A 30.0μF capacitor is connected to an ac voltage source with an rms voltage of 150V and a frequency of 2.49KHz. What is the capacitive reactance of the circuit? Assume that there is no resistance in the circuit, and answer in units of ohms
Xc = 1/(2pi*F*C) Ohms.
F = 2490 Hz
C = 30*10^-6 Farads.
2pi = 6.28
Xc = ?
To find the capacitive reactance of the circuit, you can use the formula:
Xc = 1 / (2πfC)
where Xc is the capacitive reactance, f is the frequency, and C is the capacitance.

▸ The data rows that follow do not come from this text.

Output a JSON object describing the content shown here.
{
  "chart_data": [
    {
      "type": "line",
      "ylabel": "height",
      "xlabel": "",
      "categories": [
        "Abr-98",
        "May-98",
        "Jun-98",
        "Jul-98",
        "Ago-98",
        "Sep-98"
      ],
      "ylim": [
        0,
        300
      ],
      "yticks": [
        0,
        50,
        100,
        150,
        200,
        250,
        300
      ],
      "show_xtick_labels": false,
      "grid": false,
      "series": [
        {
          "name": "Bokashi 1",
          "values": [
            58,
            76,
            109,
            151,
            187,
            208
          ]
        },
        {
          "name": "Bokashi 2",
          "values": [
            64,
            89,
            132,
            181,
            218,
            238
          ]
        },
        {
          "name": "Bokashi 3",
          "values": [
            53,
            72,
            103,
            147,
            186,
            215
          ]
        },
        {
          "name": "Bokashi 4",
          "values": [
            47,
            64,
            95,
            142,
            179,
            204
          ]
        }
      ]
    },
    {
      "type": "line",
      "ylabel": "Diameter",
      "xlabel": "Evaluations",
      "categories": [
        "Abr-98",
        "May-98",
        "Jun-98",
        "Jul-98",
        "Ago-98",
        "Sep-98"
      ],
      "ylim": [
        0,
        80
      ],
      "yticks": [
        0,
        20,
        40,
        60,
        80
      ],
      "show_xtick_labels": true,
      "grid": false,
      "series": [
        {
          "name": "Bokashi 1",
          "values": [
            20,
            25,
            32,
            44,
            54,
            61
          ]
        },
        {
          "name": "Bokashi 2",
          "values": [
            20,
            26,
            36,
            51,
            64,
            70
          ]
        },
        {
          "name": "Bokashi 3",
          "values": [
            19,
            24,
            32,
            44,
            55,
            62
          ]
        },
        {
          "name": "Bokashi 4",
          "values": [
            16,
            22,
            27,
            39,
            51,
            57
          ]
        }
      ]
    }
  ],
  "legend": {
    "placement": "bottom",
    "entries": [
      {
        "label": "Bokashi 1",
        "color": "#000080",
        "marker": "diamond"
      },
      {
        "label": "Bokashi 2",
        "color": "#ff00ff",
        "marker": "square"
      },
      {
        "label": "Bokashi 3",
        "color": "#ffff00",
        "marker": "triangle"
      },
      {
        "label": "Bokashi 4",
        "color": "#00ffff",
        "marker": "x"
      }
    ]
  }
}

In this case, the given values are:
C = 30.0μF = 30.0 × 10^(-6) F
f = 2.49KHz = 2.49 × 10^3 Hz
Substituting these values into the formula, we get:
Xc = 1 / (2π × 2.49 × 10^3 × 30.0 × 10^(-6))
Now let's calculate it step by step:
1. Convert the capacitance to Farads:
30.0μF = 30.0 × 10^(-6) F
2. Plug the values into the formula:
Xc = 1 / (2π × 2.49 × 10^3 × 30.0 × 10^(-6))
3. Simplify the expression:
Xc = 1 / (2π × 2.49 × 10^3 × 30.0 × 10^(-6))
Xc = 1 / (2 × 3.14159... × 2.49 × 10^3 × 30.0 × 10^(-6))
Xc = 1 / (6.28318... × 2.49 × 10^3 × 30.0 × 10^(-6))
Xc ≈ 1 / (4.93646... × 10^(-1))
Xc ≈ 2.02503... Ω
Therefore, the capacitive reactance of the circuit is approximately 2.03 ohms (Ω).